Dessin de Louis Loche, du CESAN (ActuaLitté, CC BY SA 2.0)
Les disparitions d'ouvrages, l'absence de remplacement et l'arrivée de documents non identifiés au sein de la prison peuvent conduire à la création de groupes communautaires, reconnaissent les professionnels, tout en assurant que ce type de comportement n'est pas la règle. « L'incarcération et l'isolement mènent à l'évasion par la spiritualité ou la philosophie de vie... Il y a aussi un aspect "famille", qui permet à un détenu qui vient d'arriver d'être protégé. Cela ne signifie pas forcément que sa foi va résister à la sortie de prison », explique Olwen Lesourd.
Néanmoins, la possession d'un Coran en arabe, souvent préféré par les adeptes de la religion musulmane, « permet de faire du biz [du commerce, NdR] ou d'avoir un redevable [de faire pression sur un autre détenu, NdR]. L'inéluctable conséquence de tout ça c'est que les détenus sont alors à la merci de ceux qui l'interprètent à leur façon, car ils savent lire l'arabe », témoigne un ancien bibliothécaire en milieu carcéral, sous couvert d'anonymat.
Voir la bibliothèque comme une priorité
Le mardi 13 janvier 2015, Manuel Valls a dévoilé une série de mesures pour lutter contre le terrorisme, dont la création de « quartiers spécifiques » en prison pour garder à l'isolement les détenus jihadistes, pour la fin 2015. Mais le Premier ministre n'a pas évoqué les cas de la liberté de culte et de l'accès aux documents, quels qu'ils soient, au sein des prisons françaises. L'administration pénitentiaire, qu'il a été impossible de joindre pour la rédaction de cet article, est plus que mobilisée ces derniers jours.
La question fondamentale à poser semble pourtant être celle de l'éducation et de l'accès à la culture au sein des lieux de privation de liberté. La sensation de ne pouvoir exercer dans de bonnes conditions sa liberté de culte dans un établissement carcéral peut renforcer le ressentiment, et à la limite conduire aux mêmes effets qu'une radicalisation.
Les bibliothèques des prisons ne disposent « quasiment pas de budget de fonctionnement », et ceux d'acquisition sont donc tout aussi réduits. Le Centre National du Livre (CNL) attribue régulièrement des aides, sur dossier, pour soutenir des projets thématiques au sein des établissements. En 2013, le CNL a reçu 17 demandes, conduisant à 16 aides allouées pour un total de 46 250 €, dont 1 aide à la constitution de premier fonds d'un montant de 4 060 € et 15 aides à projets thématiques pour un montant total de 42 190 €. En 2014, le Centre a reçu 18 demandes, 18 aides pour un total de 54 390 €, portant uniquement sur des projets thématiques, 5,2 % (en valeur) du soutien du CNL aux bibliothèques.
Pour rappel, les ouvrages achetés avec les aides du CNL sont obligatoirement en langue française.
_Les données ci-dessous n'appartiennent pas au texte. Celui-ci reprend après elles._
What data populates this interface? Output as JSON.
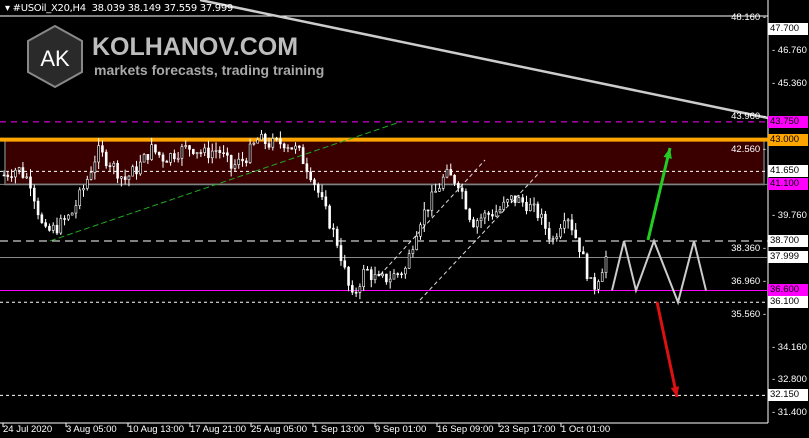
{
  "header": {
    "symbol": "#USOil_X20,H4",
    "ohlc": "38.039 38.149 37.559 37.999"
  },
  "logo": {
    "mark": "AK",
    "title": "KOLHANOV.COM",
    "subtitle": "markets forecasts, trading training"
  },
  "price_axis": {
    "ticks": [
      "48.160",
      "46.760",
      "45.360",
      "43.960",
      "42.560",
      "39.760",
      "38.360",
      "36.960",
      "35.560",
      "34.160",
      "32.800",
      "31.400"
    ],
    "badges": [
      {
        "value": "47.700",
        "bg": "#ffffff",
        "fg": "#000000"
      },
      {
        "value": "43.750",
        "bg": "#ff00ff",
        "fg": "#000000"
      },
      {
        "value": "43.000",
        "bg": "#ffa500",
        "fg": "#000000"
      },
      {
        "value": "41.650",
        "bg": "#ffffff",
        "fg": "#000000"
      },
      {
        "value": "41.100",
        "bg": "#ff00ff",
        "fg": "#000000"
      },
      {
        "value": "38.700",
        "bg": "#ffffff",
        "fg": "#000000"
      },
      {
        "value": "37.999",
        "bg": "#ffffff",
        "fg": "#000000"
      },
      {
        "value": "36.600",
        "bg": "#ff00ff",
        "fg": "#000000"
      },
      {
        "value": "36.100",
        "bg": "#ffffff",
        "fg": "#000000"
      },
      {
        "value": "32.150",
        "bg": "#ffffff",
        "fg": "#000000"
      }
    ]
  },
  "time_axis": {
    "ticks": [
      "24 Jul 2020",
      "3 Aug 05:00",
      "10 Aug 13:00",
      "17 Aug 21:00",
      "25 Aug 05:00",
      "1 Sep 13:00",
      "9 Sep 01:00",
      "16 Sep 09:00",
      "23 Sep 17:00",
      "1 Oct 01:00"
    ]
  },
  "chart_data": {
    "type": "candlestick",
    "ylim": [
      31.4,
      48.16
    ],
    "approx_close_path": [
      41.5,
      41.8,
      41.2,
      39.0,
      39.3,
      39.8,
      41.0,
      42.5,
      42.0,
      41.3,
      41.8,
      42.6,
      42.2,
      42.5,
      42.7,
      42.4,
      42.6,
      41.8,
      42.2,
      43.0,
      42.8,
      42.9,
      42.5,
      41.5,
      40.0,
      38.5,
      36.2,
      37.5,
      37.0,
      37.2,
      37.5,
      39.5,
      40.5,
      41.5,
      41.2,
      39.5,
      39.8,
      40.0,
      40.5,
      40.3,
      39.8,
      38.7,
      40.0,
      38.5,
      36.6,
      38.0
    ],
    "levels": {
      "resistance_zone": [
        41.1,
        43.0
      ],
      "lines": [
        47.7,
        43.75,
        43.0,
        41.65,
        41.1,
        38.7,
        37.999,
        36.6,
        36.1,
        32.15
      ]
    },
    "colors": {
      "candles": "#ffffff",
      "zone": "#3a0000",
      "up_arrow": "#22cc22",
      "down_arrow": "#dd1111",
      "trendline": "#22aa22"
    }
  }
}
Mais choisir une thématique en rapport avec les manques du fonds permet aux bibliothèques de se munir en ouvrages : « Sans ces aides, il est impossible d'avoir une politique documentaire, et même avec, cela reste très difficile », souligne Olwen Lesourd, qui a choisi la photographie contemporaine et l'histoire des religions comme thèmes pour son dossier 2014.
Les aides aux établissements pénitentiaires ont augmenté de 17,6 %, en valeur, entre 2013 et 2014. La ministre de la Culture Aurélie Filippetti, en mars 2014, avait annoncé une aide renforcée à ces établissements aux finances en désuétude. Elle avait expliqué que le CNL allait réorienter une enveloppe d'un million € vers les personnes empêchées de lire, qu'elles soient handicapées, ou en prison. Le Centre National du Livre va prochainement assouplir ses critères d'attribution pour les aides, et a convoqué les principaux acteurs du livre en prison pour des rendez-vous la semaine prochaine.